To mark the anniversary of the founder of what came to be known as the Poor Clares, the sisters of the Order of St. Clare will welcome visitors to celebrate 9 a.m. Mass and join them afterward for a reception in the garden of their cloistered Uptown monastery on Monday, Aug. 11. Novenas will be held at 7 p.m. on nine consecutive evenings, Aug. 2-10.

The occasion is the annual celebration of St. Clare of Assisi, who took vows of poverty, chastity, obedience and enclosure more than 800 years ago. New Orleans was the order’s first permanent home in the United States, founded in 1885.

Poor Clares pray and sing five times daily, starting with morning Mass.

“The idea is to consecrate the whole day,” Sister Charlene, the abbess, said.

The monastery property at the corner of Magazine Street and Henry Clay was purchased in 1887, on land that had been on the Etienne Bore sugar plantation. In 1891, the sisters built a wood-frame building and, in 1912, laid the cornerstone for the current buildings, surrounded by thick, brick walls.

The monastery includes a chapel with intricate German woodcarvings and turn-of-the-century stained glass windows fabricated by Emil Frei Art Glass in St. Louis. The spacious yard has gardens, a labyrinth and mausoleum.

St. Clare’s Monastery has been a pillar of the Uptown community for more than a century. So much so, that the abbess received a phone call from a Hurricane Katrina evacuee who made the decision it was OK to return as long as the sisters were back.
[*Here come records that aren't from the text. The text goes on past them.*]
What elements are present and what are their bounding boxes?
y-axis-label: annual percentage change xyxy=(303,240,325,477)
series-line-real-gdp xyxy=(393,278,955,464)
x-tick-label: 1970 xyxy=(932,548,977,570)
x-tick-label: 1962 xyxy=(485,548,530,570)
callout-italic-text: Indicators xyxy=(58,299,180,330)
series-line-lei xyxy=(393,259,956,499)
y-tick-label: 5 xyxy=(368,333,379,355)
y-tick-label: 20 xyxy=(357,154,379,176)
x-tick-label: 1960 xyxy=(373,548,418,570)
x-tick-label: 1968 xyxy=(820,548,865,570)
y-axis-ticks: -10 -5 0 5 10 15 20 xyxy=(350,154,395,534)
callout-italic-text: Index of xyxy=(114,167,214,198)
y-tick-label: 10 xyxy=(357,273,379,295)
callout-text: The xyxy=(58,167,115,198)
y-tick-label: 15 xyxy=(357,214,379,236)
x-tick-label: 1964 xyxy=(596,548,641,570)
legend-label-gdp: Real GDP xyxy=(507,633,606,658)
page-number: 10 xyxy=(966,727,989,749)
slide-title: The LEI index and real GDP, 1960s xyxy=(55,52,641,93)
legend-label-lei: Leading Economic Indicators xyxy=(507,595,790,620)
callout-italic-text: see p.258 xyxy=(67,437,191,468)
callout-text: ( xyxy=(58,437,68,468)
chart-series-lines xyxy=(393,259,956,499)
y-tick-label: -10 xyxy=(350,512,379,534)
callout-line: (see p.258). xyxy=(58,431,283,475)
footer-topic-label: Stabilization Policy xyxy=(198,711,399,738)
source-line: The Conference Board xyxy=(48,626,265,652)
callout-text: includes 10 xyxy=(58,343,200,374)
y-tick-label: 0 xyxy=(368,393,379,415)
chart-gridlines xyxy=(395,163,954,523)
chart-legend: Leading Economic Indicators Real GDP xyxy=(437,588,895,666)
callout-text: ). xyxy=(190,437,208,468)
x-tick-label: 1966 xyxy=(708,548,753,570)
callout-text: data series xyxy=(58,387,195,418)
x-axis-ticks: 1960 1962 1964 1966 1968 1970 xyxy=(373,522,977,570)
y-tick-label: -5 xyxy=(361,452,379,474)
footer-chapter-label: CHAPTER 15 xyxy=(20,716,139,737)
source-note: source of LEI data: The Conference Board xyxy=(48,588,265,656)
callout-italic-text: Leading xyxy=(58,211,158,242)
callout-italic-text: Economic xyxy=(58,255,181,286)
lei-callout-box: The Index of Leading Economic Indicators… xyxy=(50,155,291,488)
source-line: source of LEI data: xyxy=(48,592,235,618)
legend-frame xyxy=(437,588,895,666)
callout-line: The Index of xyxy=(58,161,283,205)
When the Poor Clares arrived home, they found a bouquet of flowers sent by local merchants welcoming them.

The sisters continually receive letters and calls from supplicants requesting prayers dedicated to their causes.
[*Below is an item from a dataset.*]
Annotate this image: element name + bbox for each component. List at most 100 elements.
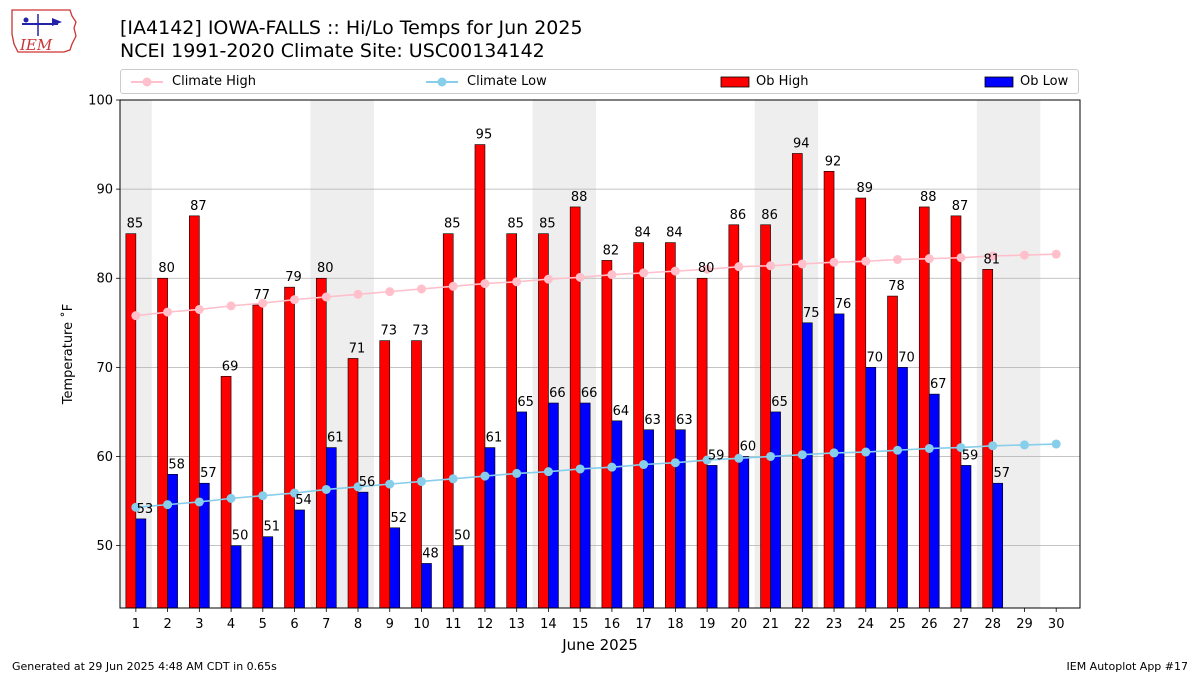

“We’re here to be a prayer presence, but also here to pray for the needs of New Orleans. There’s a long list,” the abbess said.

Not only do they pray for individuals’ concerns but also the “larger world community where there is a breakdown of governments and civil war and fragile places — the environment and wetlands,” she said.

The order, which dedicates itself to a contemplative life, is nevertheless skilled in adversity. In the 19th century, Mother Mary Magdalen and her Sister Constance left the Monastery of San Lorenzo Panisperna in Rome to establish a St. Clare foundation in New York, then Cincinnati and Philadelphia — each without success. In a godsend, Archbishop Perche, of New Orleans, in 1877 wrote a letter inviting them to his diocese in New Orleans.

But the sisters were yet to be relocated twice again to Cleveland and Omaha before finally re-establishing themselves in New Orleans in 1885.

Though not Catholic, Orissa Arend bicycles to the monastery almost every morning to hear Mass in the chapel.

“I love the carefully attended-to and worshipful space, the honesty and audacity of these thoughtful women,” Arend said.

“The liturgy is focused on the prayers. In four-week cycles, we cover all the psalms and the Bible over the course of the year,” Sister Charlene said.

The Lady Clare, who was born in Italy, was greatly influenced by St. Francis, the son of Barnardone, who began a brotherhood preaching the gospel of peace and forgiveness. She secretly left her family and cut off her hair, donning the Franciscan habit to adopt a life of prayer and contemplation and to found the order that would bear her name.